Gate 5 — Coherence & Commit
Gate 5 is the final gate. It performs a full coherence check across everything produced by Gates 0–4, synthesises the design into a unified state, and — with your confirmation — commits it permanently to the Purple8 Graph.
What Gate 5 does
- Coherence check — verifies that all five previous gate outputs are consistent with each other:
- Brief (Gate 0) ↔ Programme (Gate 2): every brief requirement has a space that addresses it
- Site (Gate 1) ↔ Option (Gate 3): the selected option is compatible with site constraints
- Programme (Gate 2) ↔ QCRT (Gate 4): no programme items were removed or changed in Gate 4 without re-evaluating the programme
- QCRT (Gate 4) ↔ Option (Gate 3): all critical findings have been resolved
- Produces the Design Summary — a single document summarising the complete concept design
- Generates graph nodes — creates or updates all Space, Zone, Level, Site, Requirement, and Cost Item nodes in the Purple8 Graph
- Awaits your confirmation — the commit is never automatic
The Coherence Report
The coherence check flags any inconsistencies found across the gates:
| Type | Example |
|---|---|
| Unresolved brief gap | "Client requested rooftop amenity space — no space in programme" |
| Programme vs. option mismatch | "Programme has 200m² nursery; selected option has no ground floor provision" |
| Site constraint violation | "Option massing is 8 storeys; site is in a 6-storey max height zone" |
| QCRT open critical | "Travel distance critical finding was marked 'accept' without documented resolution" |
Each flag must be either resolved (make a change) or accepted with documented rationale before committing.
The Design Summary
The Gate 5 Design Summary is a concise record of the concept design:
- Project overview — brief summary, project type, location
- Site — area, key constraints, orientation strategy
- Programme — total GIA, NIA, unit count, mix summary, efficiency ratio
- Design concept — the selected option name and its spatial strategy (2–3 paragraphs)

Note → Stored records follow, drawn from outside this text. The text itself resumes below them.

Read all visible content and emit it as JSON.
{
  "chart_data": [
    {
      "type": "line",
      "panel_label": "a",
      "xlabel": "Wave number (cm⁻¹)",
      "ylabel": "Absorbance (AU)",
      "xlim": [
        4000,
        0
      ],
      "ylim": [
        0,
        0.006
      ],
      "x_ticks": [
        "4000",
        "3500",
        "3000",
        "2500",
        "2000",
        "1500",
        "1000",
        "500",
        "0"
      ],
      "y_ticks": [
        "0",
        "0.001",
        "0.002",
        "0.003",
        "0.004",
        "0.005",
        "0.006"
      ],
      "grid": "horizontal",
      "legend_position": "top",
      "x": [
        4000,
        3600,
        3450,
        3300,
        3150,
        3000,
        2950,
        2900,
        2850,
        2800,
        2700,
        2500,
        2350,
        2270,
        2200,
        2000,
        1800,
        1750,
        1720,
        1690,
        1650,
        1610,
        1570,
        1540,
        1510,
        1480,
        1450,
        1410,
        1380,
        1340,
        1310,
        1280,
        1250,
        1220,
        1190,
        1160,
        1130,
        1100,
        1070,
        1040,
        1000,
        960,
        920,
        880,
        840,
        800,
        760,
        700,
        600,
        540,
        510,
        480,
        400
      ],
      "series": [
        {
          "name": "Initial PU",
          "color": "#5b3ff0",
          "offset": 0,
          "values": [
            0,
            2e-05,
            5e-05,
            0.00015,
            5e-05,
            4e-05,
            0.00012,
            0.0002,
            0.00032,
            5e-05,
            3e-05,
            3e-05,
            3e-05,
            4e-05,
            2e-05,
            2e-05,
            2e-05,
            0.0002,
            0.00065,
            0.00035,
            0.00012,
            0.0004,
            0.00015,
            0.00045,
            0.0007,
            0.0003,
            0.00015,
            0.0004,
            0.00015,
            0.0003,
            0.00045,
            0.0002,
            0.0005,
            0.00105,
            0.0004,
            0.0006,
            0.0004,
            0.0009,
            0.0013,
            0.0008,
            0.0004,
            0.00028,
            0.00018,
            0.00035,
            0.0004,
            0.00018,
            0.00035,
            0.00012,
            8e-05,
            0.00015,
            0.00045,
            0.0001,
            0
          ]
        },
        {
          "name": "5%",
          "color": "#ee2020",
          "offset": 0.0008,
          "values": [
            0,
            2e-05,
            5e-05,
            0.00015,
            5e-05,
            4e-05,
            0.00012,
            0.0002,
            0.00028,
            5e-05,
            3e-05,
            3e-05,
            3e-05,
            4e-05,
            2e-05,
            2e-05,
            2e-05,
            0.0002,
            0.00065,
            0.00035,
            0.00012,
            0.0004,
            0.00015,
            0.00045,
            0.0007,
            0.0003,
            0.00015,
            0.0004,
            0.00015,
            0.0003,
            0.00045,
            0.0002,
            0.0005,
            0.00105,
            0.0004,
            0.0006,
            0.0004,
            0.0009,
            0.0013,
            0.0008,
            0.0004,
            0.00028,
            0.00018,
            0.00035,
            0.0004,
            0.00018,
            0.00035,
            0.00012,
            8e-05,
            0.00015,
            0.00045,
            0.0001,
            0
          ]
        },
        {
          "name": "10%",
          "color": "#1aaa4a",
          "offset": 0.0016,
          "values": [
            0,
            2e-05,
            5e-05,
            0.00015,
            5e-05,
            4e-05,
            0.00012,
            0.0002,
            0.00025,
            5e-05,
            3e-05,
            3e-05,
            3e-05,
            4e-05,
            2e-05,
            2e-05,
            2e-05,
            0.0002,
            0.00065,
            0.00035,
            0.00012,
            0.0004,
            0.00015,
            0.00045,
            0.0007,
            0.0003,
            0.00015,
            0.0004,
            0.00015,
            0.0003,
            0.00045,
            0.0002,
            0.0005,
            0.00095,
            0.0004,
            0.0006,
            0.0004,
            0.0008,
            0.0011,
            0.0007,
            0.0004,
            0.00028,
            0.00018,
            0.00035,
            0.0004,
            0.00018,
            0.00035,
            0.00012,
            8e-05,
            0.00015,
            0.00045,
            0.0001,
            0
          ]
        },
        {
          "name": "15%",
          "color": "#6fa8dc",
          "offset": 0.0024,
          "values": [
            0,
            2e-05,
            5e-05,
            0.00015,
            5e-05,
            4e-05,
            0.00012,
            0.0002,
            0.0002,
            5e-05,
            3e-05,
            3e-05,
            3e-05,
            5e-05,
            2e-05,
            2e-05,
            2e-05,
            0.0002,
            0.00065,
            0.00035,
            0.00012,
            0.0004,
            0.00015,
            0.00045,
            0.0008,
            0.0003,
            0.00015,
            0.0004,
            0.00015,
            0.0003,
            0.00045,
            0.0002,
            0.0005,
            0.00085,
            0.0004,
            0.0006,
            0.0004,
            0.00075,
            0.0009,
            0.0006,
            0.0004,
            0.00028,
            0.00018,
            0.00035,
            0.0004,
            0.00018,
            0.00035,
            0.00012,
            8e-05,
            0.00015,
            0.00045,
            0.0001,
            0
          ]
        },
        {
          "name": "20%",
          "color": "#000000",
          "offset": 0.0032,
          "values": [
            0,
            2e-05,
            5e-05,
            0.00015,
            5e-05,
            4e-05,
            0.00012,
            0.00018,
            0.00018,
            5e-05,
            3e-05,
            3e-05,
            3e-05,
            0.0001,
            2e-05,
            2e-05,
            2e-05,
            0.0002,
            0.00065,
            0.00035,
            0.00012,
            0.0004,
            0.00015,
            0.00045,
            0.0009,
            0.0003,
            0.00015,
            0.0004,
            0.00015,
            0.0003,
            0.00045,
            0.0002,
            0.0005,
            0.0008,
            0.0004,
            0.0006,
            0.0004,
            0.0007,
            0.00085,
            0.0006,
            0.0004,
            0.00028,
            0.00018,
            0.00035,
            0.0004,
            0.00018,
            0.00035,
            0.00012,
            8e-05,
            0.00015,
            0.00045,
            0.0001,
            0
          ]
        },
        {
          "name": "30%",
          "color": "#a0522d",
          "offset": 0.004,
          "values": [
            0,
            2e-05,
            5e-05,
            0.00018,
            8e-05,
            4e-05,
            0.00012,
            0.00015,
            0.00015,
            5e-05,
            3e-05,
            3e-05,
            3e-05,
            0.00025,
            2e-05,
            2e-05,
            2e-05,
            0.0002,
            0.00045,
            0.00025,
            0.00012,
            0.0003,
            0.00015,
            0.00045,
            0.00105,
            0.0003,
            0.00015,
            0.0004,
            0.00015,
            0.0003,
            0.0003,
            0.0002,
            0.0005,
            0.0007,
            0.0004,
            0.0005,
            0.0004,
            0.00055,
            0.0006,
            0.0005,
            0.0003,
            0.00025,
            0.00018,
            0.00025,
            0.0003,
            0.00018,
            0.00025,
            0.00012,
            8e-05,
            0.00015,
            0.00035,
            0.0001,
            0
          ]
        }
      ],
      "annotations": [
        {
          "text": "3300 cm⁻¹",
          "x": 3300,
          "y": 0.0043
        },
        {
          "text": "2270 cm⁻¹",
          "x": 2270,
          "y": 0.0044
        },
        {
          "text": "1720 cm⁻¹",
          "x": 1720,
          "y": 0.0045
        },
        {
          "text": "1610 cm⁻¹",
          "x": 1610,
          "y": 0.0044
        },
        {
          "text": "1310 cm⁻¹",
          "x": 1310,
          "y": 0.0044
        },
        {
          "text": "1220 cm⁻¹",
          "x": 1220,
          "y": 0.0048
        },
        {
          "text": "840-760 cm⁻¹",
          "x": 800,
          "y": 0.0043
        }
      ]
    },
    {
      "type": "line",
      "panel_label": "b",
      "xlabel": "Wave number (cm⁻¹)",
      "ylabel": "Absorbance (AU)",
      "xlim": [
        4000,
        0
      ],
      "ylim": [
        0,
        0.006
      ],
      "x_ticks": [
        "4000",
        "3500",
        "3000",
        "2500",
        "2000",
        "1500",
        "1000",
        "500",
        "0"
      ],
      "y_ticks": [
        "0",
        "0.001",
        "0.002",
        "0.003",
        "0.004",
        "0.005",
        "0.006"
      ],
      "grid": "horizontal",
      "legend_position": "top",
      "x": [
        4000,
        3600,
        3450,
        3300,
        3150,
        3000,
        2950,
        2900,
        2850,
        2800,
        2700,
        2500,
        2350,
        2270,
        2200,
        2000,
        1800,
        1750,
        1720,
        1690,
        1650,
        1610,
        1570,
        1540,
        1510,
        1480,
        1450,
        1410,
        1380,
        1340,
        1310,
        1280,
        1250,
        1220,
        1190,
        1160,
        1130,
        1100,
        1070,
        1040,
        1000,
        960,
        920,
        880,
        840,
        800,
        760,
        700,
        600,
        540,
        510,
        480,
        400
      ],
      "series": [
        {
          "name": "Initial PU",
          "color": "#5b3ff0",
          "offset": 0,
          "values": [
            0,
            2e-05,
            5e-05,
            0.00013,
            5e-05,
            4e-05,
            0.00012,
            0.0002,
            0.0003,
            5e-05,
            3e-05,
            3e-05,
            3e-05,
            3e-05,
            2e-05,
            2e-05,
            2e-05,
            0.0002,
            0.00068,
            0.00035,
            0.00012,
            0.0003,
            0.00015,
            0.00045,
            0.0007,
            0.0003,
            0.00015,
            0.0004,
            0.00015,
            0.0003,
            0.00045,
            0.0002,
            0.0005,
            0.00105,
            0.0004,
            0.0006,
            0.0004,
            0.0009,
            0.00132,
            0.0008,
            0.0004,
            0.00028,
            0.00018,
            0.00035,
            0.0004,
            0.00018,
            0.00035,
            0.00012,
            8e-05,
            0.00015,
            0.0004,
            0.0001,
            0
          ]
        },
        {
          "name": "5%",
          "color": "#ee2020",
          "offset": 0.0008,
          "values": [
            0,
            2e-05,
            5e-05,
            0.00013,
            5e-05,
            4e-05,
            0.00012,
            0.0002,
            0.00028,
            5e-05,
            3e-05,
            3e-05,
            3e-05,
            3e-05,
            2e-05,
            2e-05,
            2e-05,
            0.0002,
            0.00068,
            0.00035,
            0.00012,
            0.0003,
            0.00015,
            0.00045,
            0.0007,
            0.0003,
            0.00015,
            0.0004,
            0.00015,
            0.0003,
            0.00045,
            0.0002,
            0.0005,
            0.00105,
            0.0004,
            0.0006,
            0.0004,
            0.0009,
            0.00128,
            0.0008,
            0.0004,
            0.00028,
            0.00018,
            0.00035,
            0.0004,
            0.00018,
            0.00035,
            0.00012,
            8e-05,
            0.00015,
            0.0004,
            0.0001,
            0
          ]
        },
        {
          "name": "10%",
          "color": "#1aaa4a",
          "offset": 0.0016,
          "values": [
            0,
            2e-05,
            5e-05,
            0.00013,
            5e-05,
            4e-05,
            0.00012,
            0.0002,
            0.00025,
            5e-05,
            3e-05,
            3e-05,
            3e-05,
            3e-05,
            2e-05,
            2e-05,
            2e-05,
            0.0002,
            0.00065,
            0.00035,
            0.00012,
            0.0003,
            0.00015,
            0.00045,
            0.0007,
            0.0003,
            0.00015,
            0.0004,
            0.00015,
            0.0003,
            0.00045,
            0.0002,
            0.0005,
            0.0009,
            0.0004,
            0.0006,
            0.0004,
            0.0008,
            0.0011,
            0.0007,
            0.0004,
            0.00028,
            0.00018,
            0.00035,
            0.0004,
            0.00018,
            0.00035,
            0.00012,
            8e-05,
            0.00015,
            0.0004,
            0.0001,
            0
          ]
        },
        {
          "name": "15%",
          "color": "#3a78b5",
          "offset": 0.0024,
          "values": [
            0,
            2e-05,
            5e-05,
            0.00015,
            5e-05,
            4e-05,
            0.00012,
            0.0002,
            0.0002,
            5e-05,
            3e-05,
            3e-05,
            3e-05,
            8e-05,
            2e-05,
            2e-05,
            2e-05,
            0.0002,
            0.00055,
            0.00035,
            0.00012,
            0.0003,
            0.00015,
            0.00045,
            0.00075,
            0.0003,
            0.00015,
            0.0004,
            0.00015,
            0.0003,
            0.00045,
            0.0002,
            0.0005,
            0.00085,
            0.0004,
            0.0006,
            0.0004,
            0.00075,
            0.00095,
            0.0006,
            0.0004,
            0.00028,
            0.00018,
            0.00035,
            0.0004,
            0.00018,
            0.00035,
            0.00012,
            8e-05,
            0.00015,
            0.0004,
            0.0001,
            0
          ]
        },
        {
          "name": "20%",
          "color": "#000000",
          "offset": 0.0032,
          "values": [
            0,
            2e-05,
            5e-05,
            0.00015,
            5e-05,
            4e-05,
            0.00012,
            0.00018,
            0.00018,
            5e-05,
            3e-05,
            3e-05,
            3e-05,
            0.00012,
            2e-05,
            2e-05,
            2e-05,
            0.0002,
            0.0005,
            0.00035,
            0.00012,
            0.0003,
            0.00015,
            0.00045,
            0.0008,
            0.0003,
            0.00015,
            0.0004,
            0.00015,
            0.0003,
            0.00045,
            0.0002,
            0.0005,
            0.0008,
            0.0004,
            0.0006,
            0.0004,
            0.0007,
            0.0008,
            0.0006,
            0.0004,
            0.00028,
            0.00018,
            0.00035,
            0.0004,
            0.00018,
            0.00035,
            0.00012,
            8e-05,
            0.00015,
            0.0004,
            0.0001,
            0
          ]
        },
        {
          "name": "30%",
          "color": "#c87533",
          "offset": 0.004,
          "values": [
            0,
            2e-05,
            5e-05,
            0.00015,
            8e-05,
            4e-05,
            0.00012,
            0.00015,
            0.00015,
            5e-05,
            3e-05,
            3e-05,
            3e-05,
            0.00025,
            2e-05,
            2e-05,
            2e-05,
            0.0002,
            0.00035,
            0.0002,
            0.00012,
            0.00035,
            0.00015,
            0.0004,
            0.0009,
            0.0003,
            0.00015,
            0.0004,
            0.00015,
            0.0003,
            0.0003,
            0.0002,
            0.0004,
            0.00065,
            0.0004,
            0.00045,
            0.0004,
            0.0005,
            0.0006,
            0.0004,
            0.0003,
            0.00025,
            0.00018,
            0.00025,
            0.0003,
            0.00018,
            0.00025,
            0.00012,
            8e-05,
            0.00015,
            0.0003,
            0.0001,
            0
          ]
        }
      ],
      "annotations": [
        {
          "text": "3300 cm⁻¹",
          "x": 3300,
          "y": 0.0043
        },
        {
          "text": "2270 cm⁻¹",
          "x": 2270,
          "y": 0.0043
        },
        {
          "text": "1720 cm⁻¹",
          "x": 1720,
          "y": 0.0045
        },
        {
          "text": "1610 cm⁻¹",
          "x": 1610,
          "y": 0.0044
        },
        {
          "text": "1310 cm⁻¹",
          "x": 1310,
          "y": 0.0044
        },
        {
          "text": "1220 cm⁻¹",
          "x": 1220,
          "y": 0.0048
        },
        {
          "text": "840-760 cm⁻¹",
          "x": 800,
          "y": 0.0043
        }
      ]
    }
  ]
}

- Key design decisions — bullet list of the 5–10 most important design choices and their rationale
- QCRT summary — pass/fail counts per lens, open risks
- Next steps — recommended actions for RIBA Stage 2
This summary is saved as a PDF and as a structured node in the project graph. It can be shared directly with clients or included in a Stage 1 report.
Committing to the graph
Once you are satisfied with the coherence check and have reviewed the Design Summary:
- Click Commit Design to Graph
- Add a commit message: "Stage 1 concept design — approved by team 04 Apr 2026"
- Confirm
The commit writes all nodes and relationships to the Purple8 Graph. The design process is marked Complete.
Commits are permanent
A Gate 5 commit cannot be undone — it creates a permanent versioned snapshot. The graph state before the commit is preserved in history, so you can always view what existed before. But the committed design becomes the new project baseline.
After committing
Your project now has a full concept design in the graph. Recommended next steps:
- Refine with the LAD Engine — iterate on specific parts of the layout
- Run Phase 8 Algorithms — daylight, thermal, structural sizing, fire egress
- Upload the result to DocIntel — if you have an IFC export from your BIM tool
- Advance the RIBA Journey — move from Stage 1 to Stage 2
- Share the Design Summary — with the client or the wider project team
The 6-Gate Design Process can be re-triggered at any point on any part of the scheme — for example, to design the ground floor in more detail, or to explore an alternative option for a specific element.